Als Schiedsinstitution ist das Schweizer Sportgericht zuständig für Verfahren bei Verstössen gegen das Doping- oder das Ethik-Statut von Swiss Olympic. Das Sportgericht übermittelt dem Kanton künftig rechtskräftige Schiedssprüche, bei denen ein Bezug zum Kanton Aargau besteht.
Mit dem am 1. Mai 2026 in Kraft getretenen Aargauer Sportgesetz bekennt sich der Kanton Aargau zu einem gesunden, respektvollen und fairen Sport. Die Zusammenarbeit mit dem Schweizer Sportgericht ermöglicht es dem Kanton, Informationen über sanktionierte Verstösse mit Bezug zum Aargauer Sport zu erhalten. Er kann so die betroffenen Personen oder Sportorganisationen identifizieren. Die Informationen dienen dem Kanton als Basis für die Prüfung und Ergreifung allfälliger Massnahmen, beispielsweise dem Ausschluss von Personen aus Funktionen im öffentlich-rechtlichen Sport oder der Rückforderung von Subventionen bei privat-rechtlich organisierten Sportorganisationen. Unterzeichnet haben die Vereinbarung Olivier Dinichert, Abteilungsleiter Hochschulen und
Sport des Departements Bildung, Kultur und Sport, Raphaëlle Favre Schnyder, Präsidentin Stiftung Schweizer Sportgericht, und Yann Hafner, Direktor Stiftung Schweizer Sportgericht.

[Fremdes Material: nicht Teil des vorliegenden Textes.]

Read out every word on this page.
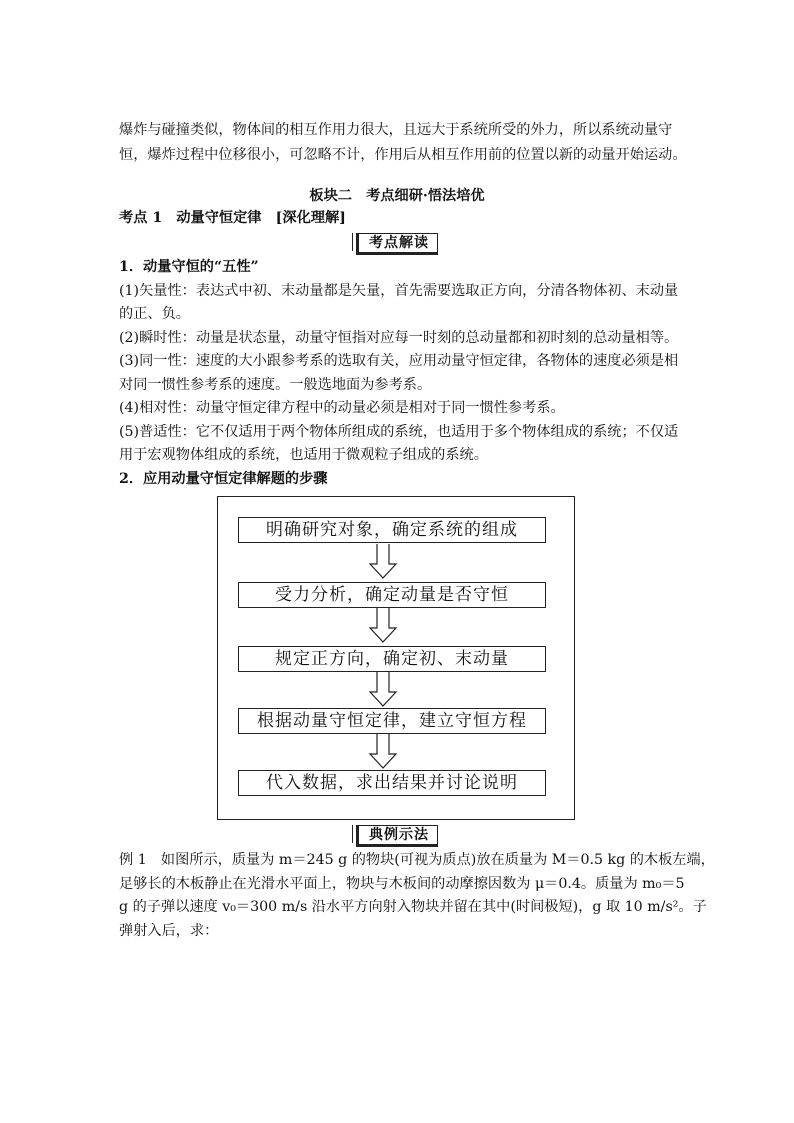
爆炸与碰撞类似，物体间的相互作用力很大，且远大于系统所受的外力，所以系统动量守
恒，爆炸过程中位移很小，可忽略不计，作用后从相互作用前的位置以新的动量开始运动。
板块二　考点细研·悟法培优
考点 1　动量守恒定律　[深化理解]
考点解读
1．动量守恒的“五性”
(1)矢量性：表达式中初、末动量都是矢量，首先需要选取正方向，分清各物体初、末动量
的正、负。
(2)瞬时性：动量是状态量，动量守恒指对应每一时刻的总动量都和初时刻的总动量相等。
(3)同一性：速度的大小跟参考系的选取有关，应用动量守恒定律，各物体的速度必须是相
对同一惯性参考系的速度。一般选地面为参考系。
(4)相对性：动量守恒定律方程中的动量必须是相对于同一惯性参考系。
(5)普适性：它不仅适用于两个物体所组成的系统，也适用于多个物体组成的系统；不仅适
用于宏观物体组成的系统，也适用于微观粒子组成的系统。
2．应用动量守恒定律解题的步骤
明确研究对象，确定系统的组成
受力分析，确定动量是否守恒
规定正方向，确定初、末动量
根据动量守恒定律，建立守恒方程
代入数据，求出结果并讨论说明
典例示法
例 1　如图所示，质量为 m＝245 g 的物块(可视为质点)放在质量为 M＝0.5 kg 的木板左端，
足够长的木板静止在光滑水平面上，物块与木板间的动摩擦因数为 μ＝0.4。质量为 m₀＝5
g 的子弹以速度 v₀＝300 m/s 沿水平方向射入物块并留在其中(时间极短)，g 取 10 m/s²。子
弹射入后，求：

Das übergeordnete Ziel ist eine Sportförderung, die sich an den ethischen Grundlagen orientiert. Durch die gezielte Zusammenarbeit werden die Grundsätze eines gesunden, respektvollen und fairen Sports gestärkt. Zudem trägt der Datenaustausch zur Durchsetzung des Doping- und des Ethik-Statuts von Swiss Olympic bei und unterstützt die Prävention unerwünschter Begleiterscheinungen.